Ellen: Erdwall mit Kleintiertunnel ersetzt die alte Brücke am Tagebaurand

Ellen : Erdwall mit Kleintiertunnel ersetzt die alte Brücke am Tagebaurand

Es ist ruhig in diesen Tagen auf der Tagebaurandstraße bei Ellen. Die L264, die normalweise täglich mehr als 6000 Verkehrsteilnehmer (darunter knapp 400 Lkw) auch als willkommene Verbindung zwischen A4 und A44 nutzen, ist gesperrt. Nur das Motorengeräusch einiger Bagger und anderer Baufahrzeuge unterbricht die Stille.

Die in die Jahre gekommene Asphaltdecke muss erneuert werden, vor allem aber nutzt der Landesbetrieb Straßen.NRW die Sommerferien, um die Brücke über die alte und längst renaturierte A4 durch einen Erdwall zu ersetzen.

Die Brücke über die alte A4 bei Ellen wurde nicht mehr benötigt.
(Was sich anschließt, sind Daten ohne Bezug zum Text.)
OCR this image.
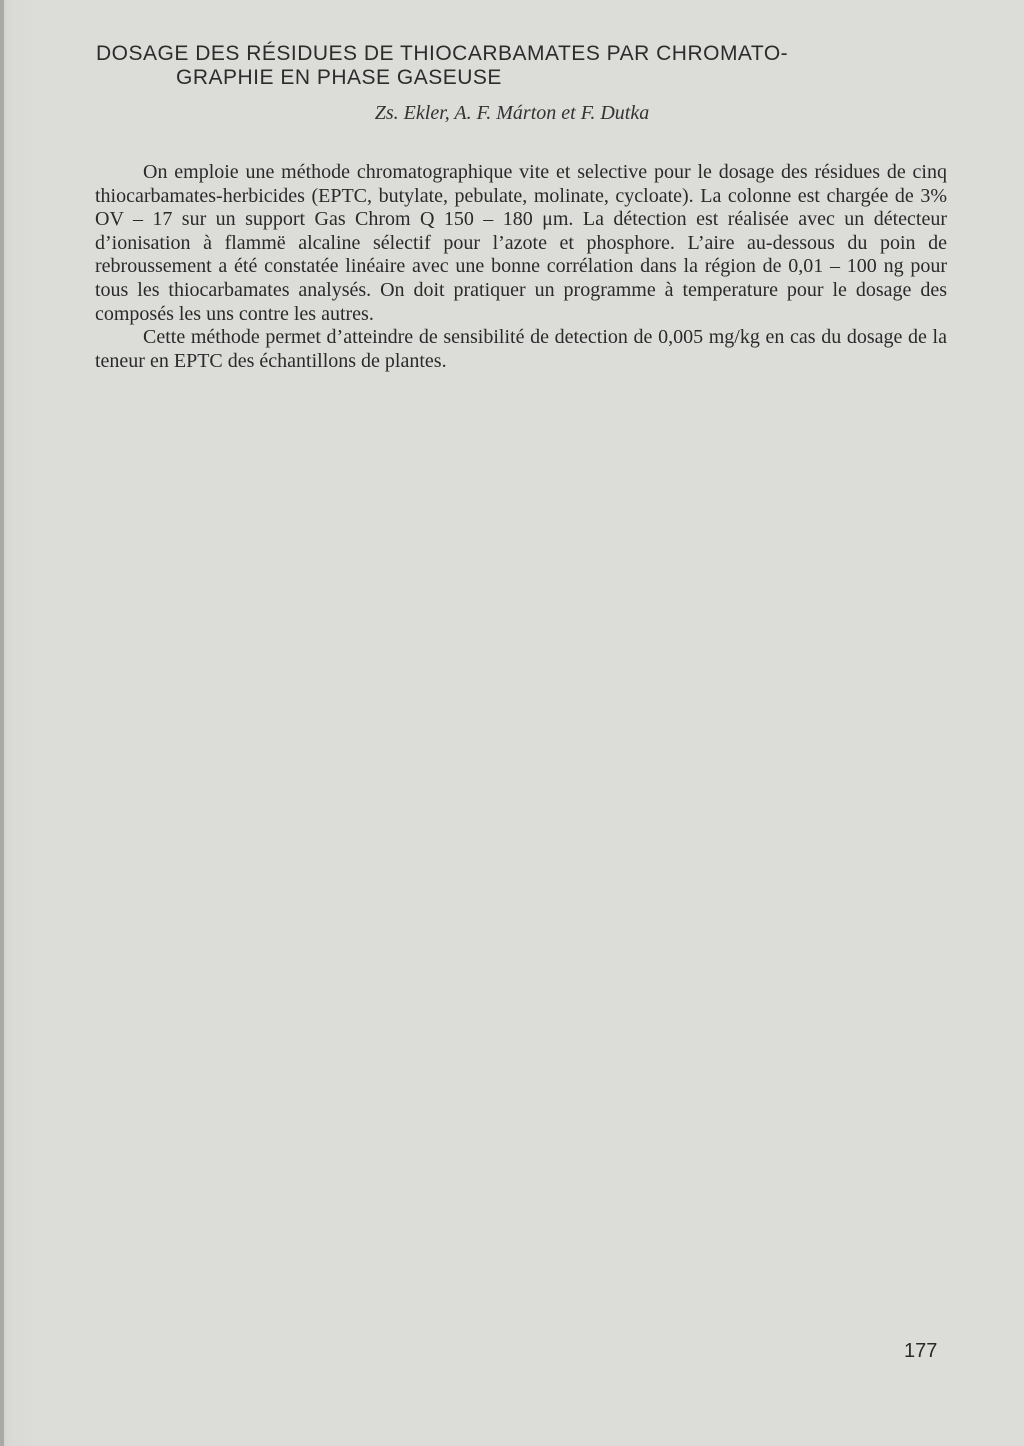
DOSAGE DES RÉSIDUES DE THIOCARBAMATES PAR CHROMATO-
GRAPHIE EN PHASE GASEUSE
Zs. Ekler, A. F. Márton et F. Dutka

On emploie une méthode chromatographique vite et selective pour le dosage des résidues de cinq thiocarbamates-herbicides (EPTC, butylate, pebulate, molinate, cycloate). La colonne est chargée de 3% OV – 17 sur un support Gas Chrom Q 150 – 180 μm. La détection est réalisée avec un détecteur d’ionisation à flammë alcaline sélectif pour l’azote et phosphore. L’aire au-dessous du poin de rebroussement a été constatée linéaire avec une bonne corrélation dans la région de 0,01 – 100 ng pour tous les thiocarbamates analysés. On doit pratiquer un programme à temperature pour le dosage des composés les uns contre les autres.

Cette méthode permet d’atteindre de sensibilité de detection de 0,005 mg/kg en cas du dosage de la teneur en EPTC des échantillons de plantes.

177
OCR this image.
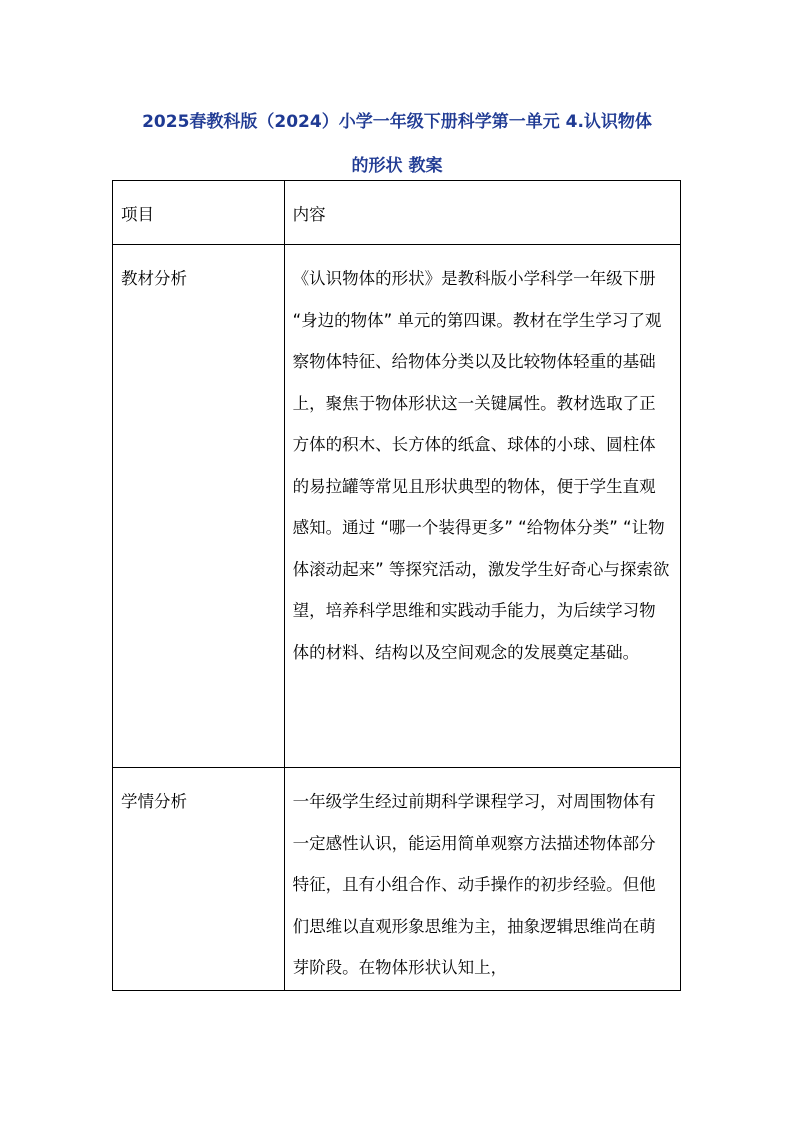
2025春教科版（2024）小学一年级下册科学第一单元 4.认识物体
的形状 教案
项目	内容
教材分析	《认识物体的形状》是教科版小学科学一年级下册 “身边的物体” 单元的第四课。教材在学生学习了观察物体特征、给物体分类以及比较物体轻重的基础上，聚焦于物体形状这一关键属性。教材选取了正方体的积木、长方体的纸盒、球体的小球、圆柱体的易拉罐等常见且形状典型的物体，便于学生直观感知。通过 “哪一个装得更多” “给物体分类” “让物体滚动起来” 等探究活动，激发学生好奇心与探索欲望，培养科学思维和实践动手能力，为后续学习物体的材料、结构以及空间观念的发展奠定基础。
学情分析	一年级学生经过前期科学课程学习，对周围物体有一定感性认识，能运用简单观察方法描述物体部分特征，且有小组合作、动手操作的初步经验。但他们思维以直观形象思维为主，抽象逻辑思维尚在萌芽阶段。在物体形状认知上，
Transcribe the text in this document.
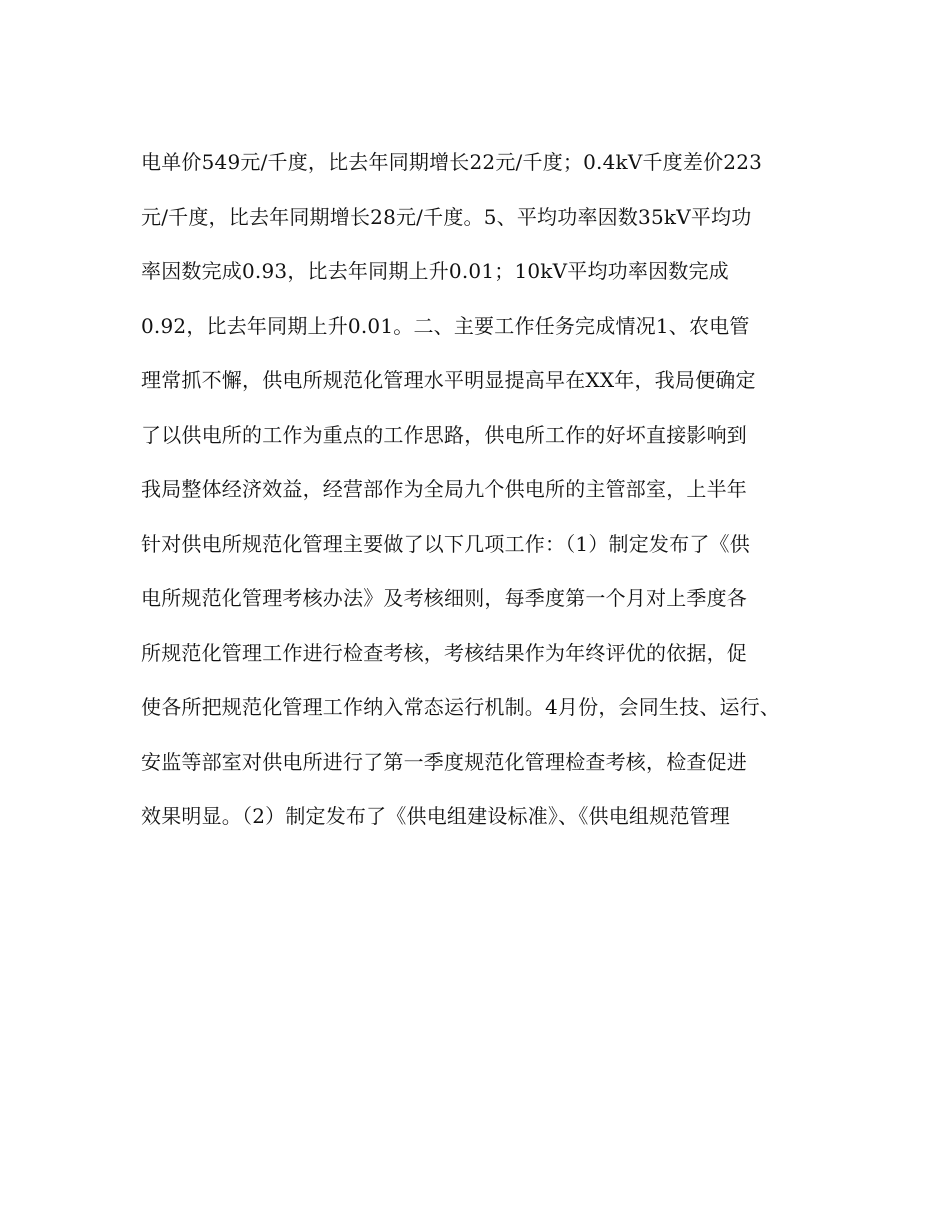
电单价549元/千度，比去年同期增长22元/千度；0.4kV千度差价223
元/千度，比去年同期增长28元/千度。5、平均功率因数35kV平均功
率因数完成0.93，比去年同期上升0.01；10kV平均功率因数完成
0.92，比去年同期上升0.01。二、主要工作任务完成情况1、农电管
理常抓不懈，供电所规范化管理水平明显提高早在XX年，我局便确定
了以供电所的工作为重点的工作思路，供电所工作的好坏直接影响到
我局整体经济效益，经营部作为全局九个供电所的主管部室，上半年
针对供电所规范化管理主要做了以下几项工作：（1）制定发布了《供
电所规范化管理考核办法》及考核细则，每季度第一个月对上季度各
所规范化管理工作进行检查考核，考核结果作为年终评优的依据，促
使各所把规范化管理工作纳入常态运行机制。4月份，会同生技、运行、
安监等部室对供电所进行了第一季度规范化管理检查考核，检查促进
效果明显。（2）制定发布了《供电组建设标准》、《供电组规范管理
Die Tagebaurandstraße führt dort künftig über einen Erdwall mit zwei Kleintiertunnel (kl. Bild). Foto: Abels

Die Arbeiten liegen im Zeitplan, erklärt Franz-Josef Nievelstein, der die rund zwei Millionen Euro teure Baumaßnahme aufseiten von Straßen.NRW überwacht. Wie geplant soll die Landstraße rechtzeitig zum Ende der Sommerferien, wenn wieder Schulbusse zwischen Niederzier und Merzenich pendeln sollen und der Verkehr insgesamt deutlich zunehmen wird, freigegeben werden.

Die alte Stahlbetonbrücke wurde bereits im Juli abgerissen. 500 Kubikmeter Stahlbeton mussten abtransportiert werden, um Platz zu machen für einen Erdwall, der am Fuß 33 Meter breit, gut sieben Meter hoch und in der Krone elf Meter breit wird. Dafür mussten rund 4500 Kubikmeter Erdreich antransportiert, aufgeschüttet und verdichtet werden, erklärt Nievelstein.

Kleine Besonderheit: Damit auf der ehemaligen Autobahntrasse und in ihrem Umfeld lebende Kleintiere wie bisher die Landstraße kreuzen können, wurden zwei 1,90 mal 1,90 Meter große und ebenfalls 33 Meter lange Kleintierschleusen aus Betonfertigelementen in den Erdwall integriert.

„Die Arbeiten am Erdwall sind fast abgeschlossen. In der kommenden Woche wollen wir den Fahrbahnunterbau herstellen“, kündigt Nievelstein an. Anschließend wird der komplette Straßenabschnitt der Tagebaurandstraße vom Abzweig L12 zwischen Niederzier und Hambach bis zum Abzweig der L257 Richtung Alt-Morschenich asphaltiert: 6,5 Kilometer Landstraße mit einer Fläche von 54.000 Quadratmetern.

Im Zuge der Straßenerneuerung wird auch der Radweg aus Richtung Merzenich kommende entlang der Tagebaurandstraße über den neuen Erdwall verlängert. Geschlossen allerdings wird die bisherige Lücke nicht. Radfahrer müssen auch in Zukunft die L264 zweimal queren und ein Stück des Weges am Ellener Ortsrand vorbei zurücklegen. Zudem wird die begrünte Lärmschutzwand noch einmal um gut 55 Meter in Richtung ehemaliger Autobahntrasse verlängert.

Leitplanken und Absturzsicherung

„Stand heute bin ich sehr zuversichtlich, dass wir die Straße wie geplant bis zum 28. August fertigstellen werden, vielleicht auch ein paar Tage früher“, kündigt der Bauüberwacher von Straßen.NRW an. Komplett abgeschlossen wird die Baumaßnahme dann allerdings noch nicht sein. „Kleinere Nebenarbeiten stehen auch danach noch an“, betont Nievelstein, „dann aber nur noch mit temporären Einschränkungen für den Verkehr“.

Dazu zählen unter anderem der Einbau von Leitplanken entlang der Straße und einer Absturzsicherung für Radfahrer auf dem Erdwall. Eine Stahl-Holz-Konstruktion soll verhindern, dass Radfahrer mehrere Meter in die Tiefe stürzen können. Und neben der Begrünung des Erdwalls stehen auch noch weitere Ausgleichsmaßnahmen an, erklärt Nievelstein.